CVS Halts Tobacco Sales Earlier than AnticipatedSep 9, 2014
CVS Health has reached its goal to stop selling tobacco products about one month earlier than expected. LongIsland.com reports that the national pharmacy chain removed all its tobacco products by September 3rd. CVS announced in February that it intended to reach this goal among its nearly 7,700 stores by October 1st.
In the United States, smoking leads to 480,000 deaths each year. It is the leading cause of premature disease and death. Tobacco use has lowered substantially over the past few decades, from 42 percent in 1965 to 18 percent of the current adult population. This progress seems to have stalled in recent years, however. By removing cigarettes from its shelves, CVS is hoping that the use of tobacco drops once again. “Putting an end to the sale of cigarettes and tobacco will make a significant difference in reducing the chronic illnesses associated with tobacco use.” said Chief Medical Officer of CVS Health Troynen A. Brennan.
CVS said it was contradictory to sell cigarettes while positioning themselves as a provider of national health products and services. “Every day, all across the country, customers and patients place their trust in our 26,000 pharmacists and nurse practitioners to serve their health care needs,” said President of CVS/pharmacy Helena B. Foulkes. “The removal of cigarette and other tobacco products from our stores is an important step in helping Americans to quit smoking and get healthy.”
New York Attorney General Eric Schneiderman commended CVS for reaching their goal ahead of schedule. “CVS clearly recognizes the contradiction of having these dangerous and devastating tobacco products on the shelves of a retail chain that services consumers’ health care needs.” according to LongIsland.com.
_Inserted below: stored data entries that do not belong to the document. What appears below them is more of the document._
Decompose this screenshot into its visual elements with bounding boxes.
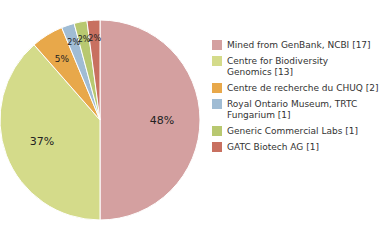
legend-label-line: Royal Ontario Museum, TRTC: [227, 99, 357, 109]
legend-swatch: [212, 142, 222, 152]
legend-label: Generic Commercial Labs [1]: [227, 126, 358, 136]
legend-item: Centre de recherche du CHUQ [2]: [212, 83, 378, 93]
legend-label: Royal Ontario Museum, TRTCFungarium [1]: [227, 99, 357, 120]
data-label: 5%: [55, 54, 70, 64]
legend-swatch: [212, 83, 222, 93]
legend-swatch: [212, 40, 222, 50]
pie: [0, 20, 200, 220]
legend-label-line: Centre de recherche du CHUQ [2]: [227, 83, 378, 93]
legend-swatch: [212, 56, 222, 66]
data-label: 48%: [150, 114, 174, 127]
legend-label-line: Centre for Biodiversity: [227, 56, 329, 66]
legend-item: Mined from GenBank, NCBI [17]: [212, 40, 371, 50]
legend-item: Centre for BiodiversityGenomics [13]: [212, 56, 329, 77]
chart: 48%37%5%2%2%2%Mined from GenBank, NCBI […: [0, 0, 380, 240]
legend-label: GATC Biotech AG [1]: [227, 142, 319, 152]
legend-item: GATC Biotech AG [1]: [212, 142, 319, 152]
legend-label: Mined from GenBank, NCBI [17]: [227, 40, 371, 50]
legend-swatch: [212, 126, 222, 136]
legend-item: Generic Commercial Labs [1]: [212, 126, 358, 136]
data-label: 2%: [88, 34, 101, 43]
legend-swatch: [212, 99, 222, 109]
data-label: 37%: [30, 135, 54, 148]
pie-slice: [100, 20, 200, 220]
data-labels: 48%37%5%2%2%2%: [30, 34, 174, 149]
legend-item: Royal Ontario Museum, TRTCFungarium [1]: [212, 99, 357, 120]
legend: Mined from GenBank, NCBI [17] Centre for …: [212, 40, 378, 152]
legend-label-line: GATC Biotech AG [1]: [227, 142, 319, 152]
legend-label-line: Generic Commercial Labs [1]: [227, 126, 358, 136]
legend-label: Centre de recherche du CHUQ [2]: [227, 83, 378, 93]
legend-label: Centre for BiodiversityGenomics [13]: [227, 56, 329, 77]
legend-label-line: Mined from GenBank, NCBI [17]: [227, 40, 371, 50]
legend-label-line: Fungarium [1]: [227, 110, 291, 120]
legend-label-line: Genomics [13]: [227, 67, 293, 77]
Schneiderman encouraged other major pharmacy chains to follow suit, specifically calling out Wal-Mart, Walgreens, Rite-Aid and Kroger to stop selling tobacco products immediately.
“As pharmacies increasingly market themselves as a source for community health care, they send a mixed message by continuing to sell deadly tobacco products,” Schneiderman said. “The fact that these stores profit from the sale of cigarettes and tobacco must take a backseat to the health of New Yorkers and customers across the country.”